Tanto a Constituição Federal de 1988 como as outras Constituições tratam de forma expressa tão somente a igualdade perante a lei, no sentido de que as normas devem ser elaboradas e aplicadas indistintamente a todos os indivíduos. É a denominada isonomia formal. Entretanto, tal isonomia não leva em conta a existência de grupos ditos minoritários ou hipossuficientes, que necessitam de uma proteção especial para que alcancem a igualdade não apenas normativa, mas baseada em ideais de justiça (isonomia material).

Moraes [23] afirma que o que a lei veda, são as diferenciações arbitrárias e as discriminações absurdas. Tal elemento discriminador só será válido se estiver a serviço de alguma finalidade acolhida pelo Direito, como por exemplo, na busca da igualdade de condições sociais.

As ações afirmativas são medidas imprescindíveis no Estado Democrático de Direito para fazer mais curta à espera de milhões de pessoas que almejam sentir-se parte da sociedade, fruindo da igualdade de pontos de partida.
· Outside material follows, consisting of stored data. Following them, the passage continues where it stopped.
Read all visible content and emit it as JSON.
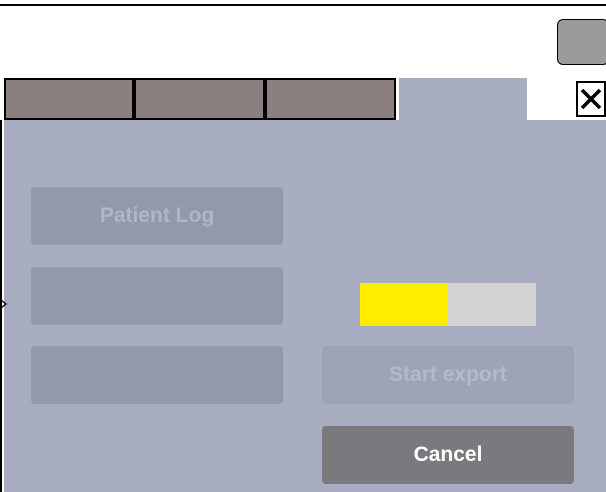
{
  "tabs": [
    {
      "label": ""
    },
    {
      "label": ""
    },
    {
      "label": ""
    },
    {
      "label": "",
      "active": true
    }
  ],
  "menu": {
    "items": [
      {
        "label": "Patient Log",
        "enabled": false
      },
      {
        "label": "",
        "enabled": false
      },
      {
        "label": "",
        "enabled": false
      }
    ]
  },
  "export": {
    "progress_fraction": 0.5,
    "start_label": "Start export",
    "cancel_label": "Cancel"
  },
  "icons": {
    "close": "close-icon",
    "edge": "chevron-right-icon"
  },
  "colors": {
    "panel": "#a8adc1",
    "tab_inactive": "#8c7f80",
    "progress_fill": "#ffee00",
    "progress_track": "#d4d4d6",
    "cancel_button": "#7a7a7e"
  }
}
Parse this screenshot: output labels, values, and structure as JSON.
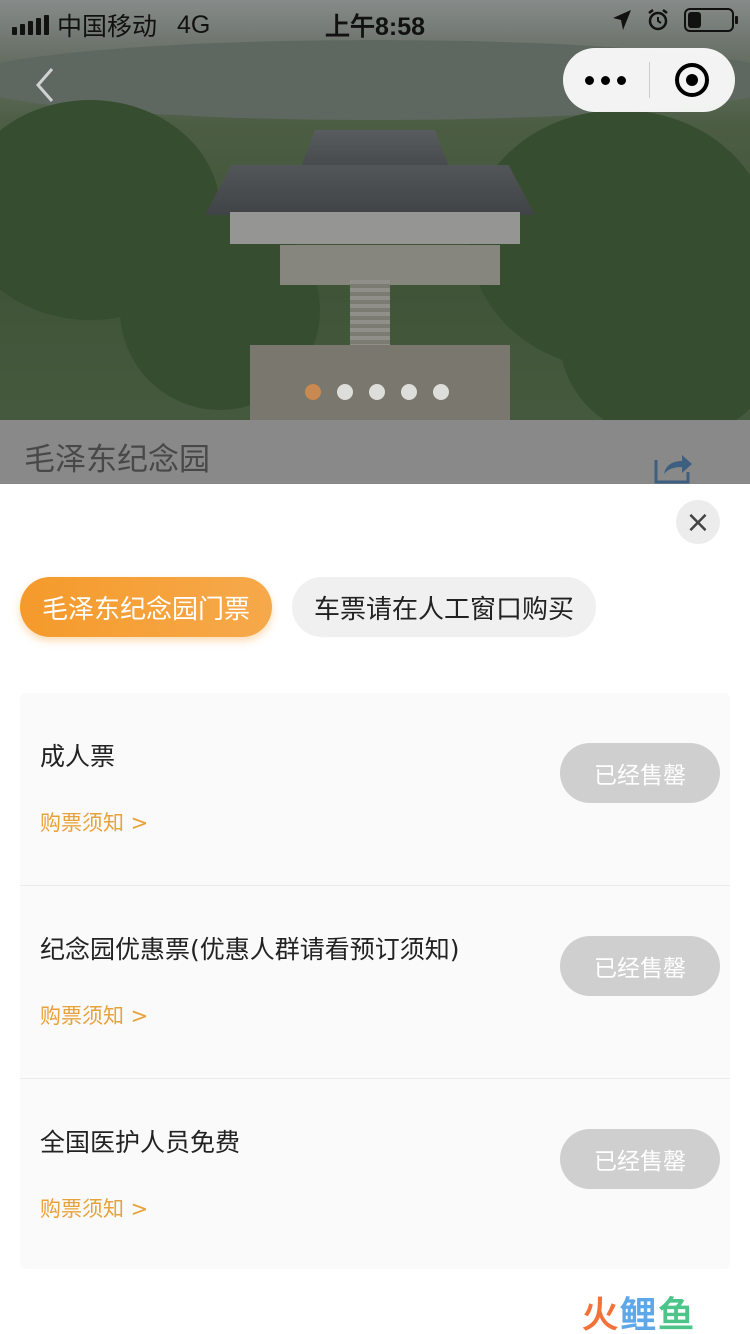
{
  "status_bar": {
    "carrier": "中国移动",
    "network": "4G",
    "time": "上午8:58",
    "battery_level": 0.3,
    "icons": [
      "signal-icon",
      "location-arrow-icon",
      "alarm-icon",
      "battery-icon"
    ]
  },
  "capsule": {
    "icons": [
      "more-icon",
      "close-miniprogram-icon"
    ]
  },
  "carousel": {
    "count": 5,
    "active_index": 0
  },
  "attraction": {
    "title": "毛泽东纪念园"
  },
  "tabs": [
    {
      "label": "毛泽东纪念园门票",
      "active": true
    },
    {
      "label": "车票请在人工窗口购买",
      "active": false
    }
  ],
  "tickets": [
    {
      "name": "成人票",
      "notice": "购票须知 >",
      "button": "已经售罄"
    },
    {
      "name": "纪念园优惠票(优惠人群请看预订须知)",
      "notice": "购票须知 >",
      "button": "已经售罄"
    },
    {
      "name": "全国医护人员免费",
      "notice": "购票须知 >",
      "button": "已经售罄"
    }
  ],
  "watermark": {
    "part1": "火",
    "part2": "鲤",
    "part3": "鱼"
  },
  "colors": {
    "accent": "#f59a2b",
    "notice": "#e8a23a",
    "soldout": "#cfcfcf"
  }
}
Só uma ação positiva que seja suficientemente proporcional e que não produza dano desproporcional a terceiros será constitucional e poderá implantar-se com êxito na sociedade atual.

Nesse contexto, a Lei Maria da Penha é um exemplo de ação afirmativa. Em favor da mulher vítima de violência doméstica, a desafiar a igualdade formal de gênero, na busca de restabelecer entre eles a igualdade material. Implementada no Brasil para a tutela do gênero feminino, justificável pela situação de vulnerabilidade e hiposuficiência em que se encontram as mulheres vítimas da violência doméstica e familiar.

Alguns operadores do direito têm questionado a sua constitucionalidade, tanto em seu conjunto, como em alguns de seus artigos, ao fundamento de que suas disposições violam a "isonomia" prevista no caput do art. 5º da Constituição Federal de 1988 que estabelece que: "Todos são iguais perante a lei, sem distinção de qualquer natureza [...] [24]".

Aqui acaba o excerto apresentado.